No, we can’t just call _get_valid_values and expect the values to be assigned in the State enum. Or can we?

"""Contents of main.py"""

from enum import Enum

from yaml import load, Loader


def _get_valid_values() -> list[str]: ...


class State(str, Enum):
    """Enumerations of valid values."""
    
    # https://docs.python.org/3/library/enum.html#enum.Enum._ignore_
    _ignore_ = ["State", "value"]
    State = vars()
    for value in _get_valid_values():
        State[value] = value


if __name__ == "__main__":
    try:
        print(repr(State(value="MO")))  # <State.MO: 'MO'>
    except Exception as exc:
        print(repr(exc))

It turns out that you can assign the values within the enum by using the private _ignore_ value. From the docs:

_ignore_ is a list of names that will not become members, and whose names will also be removed from the completed enumeration. See TimePeriod for an example.

To be more specific, assigning _ignore_ to ["State", "value"] means we can use State and value as variables within the class’s logic. Not ignoring “value” would result in a TypeError saying we’ve already assigned value, and not ignoring “State” would assign State as a valid value (which we don’t want).

From here we can validate our JSON by adding State to a pydantic model. No more manually updating our State enum.

"""Contents of main.py"""

from enum import Enum
import json

from pydantic.main import BaseModel
from yaml import load, Loader


def _get_valid_values() -> list[str]: ...

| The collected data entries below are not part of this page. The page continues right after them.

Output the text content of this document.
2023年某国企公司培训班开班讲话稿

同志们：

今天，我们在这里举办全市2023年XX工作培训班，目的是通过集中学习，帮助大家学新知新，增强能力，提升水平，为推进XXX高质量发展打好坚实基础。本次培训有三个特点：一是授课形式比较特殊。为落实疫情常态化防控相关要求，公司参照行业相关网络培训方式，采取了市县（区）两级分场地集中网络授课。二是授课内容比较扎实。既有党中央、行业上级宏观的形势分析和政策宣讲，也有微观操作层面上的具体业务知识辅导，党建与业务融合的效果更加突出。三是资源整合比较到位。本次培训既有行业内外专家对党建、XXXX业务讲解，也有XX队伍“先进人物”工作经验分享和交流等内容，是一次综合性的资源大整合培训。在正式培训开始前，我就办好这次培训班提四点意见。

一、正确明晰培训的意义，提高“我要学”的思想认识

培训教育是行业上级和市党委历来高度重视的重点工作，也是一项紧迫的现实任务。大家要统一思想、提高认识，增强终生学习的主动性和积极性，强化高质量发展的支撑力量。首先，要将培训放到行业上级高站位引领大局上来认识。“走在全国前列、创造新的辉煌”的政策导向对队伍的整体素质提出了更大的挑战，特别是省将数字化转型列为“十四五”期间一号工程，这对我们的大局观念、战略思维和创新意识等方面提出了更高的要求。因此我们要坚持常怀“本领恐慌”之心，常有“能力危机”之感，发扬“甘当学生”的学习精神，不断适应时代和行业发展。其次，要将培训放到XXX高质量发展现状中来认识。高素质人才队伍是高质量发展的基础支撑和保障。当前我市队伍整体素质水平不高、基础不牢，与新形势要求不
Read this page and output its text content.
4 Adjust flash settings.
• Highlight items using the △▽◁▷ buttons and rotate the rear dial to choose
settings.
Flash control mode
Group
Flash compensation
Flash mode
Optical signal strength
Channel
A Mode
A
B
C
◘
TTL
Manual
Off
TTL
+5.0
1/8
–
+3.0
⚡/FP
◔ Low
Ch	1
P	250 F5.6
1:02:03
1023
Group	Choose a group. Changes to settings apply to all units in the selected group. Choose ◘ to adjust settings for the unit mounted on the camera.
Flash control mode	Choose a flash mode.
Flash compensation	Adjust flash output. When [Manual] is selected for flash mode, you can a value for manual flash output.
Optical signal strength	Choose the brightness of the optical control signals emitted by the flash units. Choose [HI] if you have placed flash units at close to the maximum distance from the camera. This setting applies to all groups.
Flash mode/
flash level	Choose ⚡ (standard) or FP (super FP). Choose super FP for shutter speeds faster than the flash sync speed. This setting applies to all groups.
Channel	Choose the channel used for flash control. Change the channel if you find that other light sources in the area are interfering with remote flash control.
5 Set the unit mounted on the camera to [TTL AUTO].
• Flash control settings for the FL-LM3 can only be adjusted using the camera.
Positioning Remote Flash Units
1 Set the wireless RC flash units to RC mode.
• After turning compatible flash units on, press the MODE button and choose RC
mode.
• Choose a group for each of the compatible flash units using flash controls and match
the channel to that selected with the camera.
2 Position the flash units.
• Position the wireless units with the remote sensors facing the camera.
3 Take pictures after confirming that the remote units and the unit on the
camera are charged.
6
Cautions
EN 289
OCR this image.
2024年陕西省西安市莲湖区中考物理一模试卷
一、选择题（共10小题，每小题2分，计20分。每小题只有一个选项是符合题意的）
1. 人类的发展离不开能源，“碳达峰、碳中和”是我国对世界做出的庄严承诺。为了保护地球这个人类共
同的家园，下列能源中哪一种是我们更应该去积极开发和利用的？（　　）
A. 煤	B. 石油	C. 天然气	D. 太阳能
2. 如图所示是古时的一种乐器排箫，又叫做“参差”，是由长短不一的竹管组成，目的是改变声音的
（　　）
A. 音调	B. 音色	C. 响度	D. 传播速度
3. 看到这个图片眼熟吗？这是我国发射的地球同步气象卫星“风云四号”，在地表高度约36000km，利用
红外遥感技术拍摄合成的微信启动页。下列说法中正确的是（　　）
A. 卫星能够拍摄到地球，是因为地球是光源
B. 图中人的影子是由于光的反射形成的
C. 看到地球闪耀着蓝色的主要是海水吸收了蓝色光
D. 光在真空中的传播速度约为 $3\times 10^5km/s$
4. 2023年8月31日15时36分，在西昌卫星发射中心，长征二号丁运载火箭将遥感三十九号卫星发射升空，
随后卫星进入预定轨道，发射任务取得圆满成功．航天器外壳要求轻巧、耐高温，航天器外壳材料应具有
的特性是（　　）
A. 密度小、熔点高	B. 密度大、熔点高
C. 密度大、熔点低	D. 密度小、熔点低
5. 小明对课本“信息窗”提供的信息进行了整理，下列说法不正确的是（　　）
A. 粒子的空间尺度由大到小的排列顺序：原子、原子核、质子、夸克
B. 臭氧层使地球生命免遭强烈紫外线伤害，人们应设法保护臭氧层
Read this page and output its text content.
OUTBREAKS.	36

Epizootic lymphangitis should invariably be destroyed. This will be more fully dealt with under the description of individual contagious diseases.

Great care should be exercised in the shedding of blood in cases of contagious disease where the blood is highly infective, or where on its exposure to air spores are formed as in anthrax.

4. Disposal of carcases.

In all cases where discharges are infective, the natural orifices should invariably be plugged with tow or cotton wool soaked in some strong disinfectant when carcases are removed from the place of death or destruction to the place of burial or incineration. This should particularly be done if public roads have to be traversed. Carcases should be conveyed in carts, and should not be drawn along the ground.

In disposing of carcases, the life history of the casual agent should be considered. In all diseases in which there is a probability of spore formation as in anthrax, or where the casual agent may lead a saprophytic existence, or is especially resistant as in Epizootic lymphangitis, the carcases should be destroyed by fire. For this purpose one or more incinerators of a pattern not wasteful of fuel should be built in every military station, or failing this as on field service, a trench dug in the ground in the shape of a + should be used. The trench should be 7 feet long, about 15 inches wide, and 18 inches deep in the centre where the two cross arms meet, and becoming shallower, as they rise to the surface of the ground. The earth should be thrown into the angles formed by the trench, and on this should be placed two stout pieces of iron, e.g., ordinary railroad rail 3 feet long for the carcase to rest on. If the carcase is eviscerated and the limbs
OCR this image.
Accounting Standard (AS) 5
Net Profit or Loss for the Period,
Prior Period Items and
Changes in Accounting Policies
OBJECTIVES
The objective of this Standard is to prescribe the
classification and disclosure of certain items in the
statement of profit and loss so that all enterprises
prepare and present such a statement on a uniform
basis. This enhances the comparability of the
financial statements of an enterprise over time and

class State(str, Enum): ...


class Location(BaseModel):
    state: State


if __name__ == "__main__":
    some_json_string = '{"state": "MO"}'
    data = json.loads(s=some_json_string)
    try:
        print(repr(Location(**data)))  # Location(state=<State.MO: 'MO'>)
    except Exception as exc:
        print(repr(exc))

Bonus

While poking around the web for other ways to dynamically create enums, I found this post on dev.to

"""Contents of main.py"""

from enum import Enum
import json

from pydantic.main import BaseModel
from yaml import load, Loader


def _get_valid_values() -> list[str]: ...


State = Enum(value="State", names={v: v for v in _get_valid_values()})


class Location(BaseModel):
    state: State


if __name__ == "__main__":
    some_json_string = '{"state": "MO"}'
    data = json.loads(s=some_json_string)
    try:
        print(repr(Location(**data)))  # Location(state=<State.MO: 'MO'>)
    except Exception as exc:
        print(repr(exc))

I like this solution because of its simplicity, but mypy raises a [misc] error saying:

Second argument of Enum() must be string, tuple, list or dict literal for mypy to determine Enum members

Because of this, I will be sticking with my inheritance approach.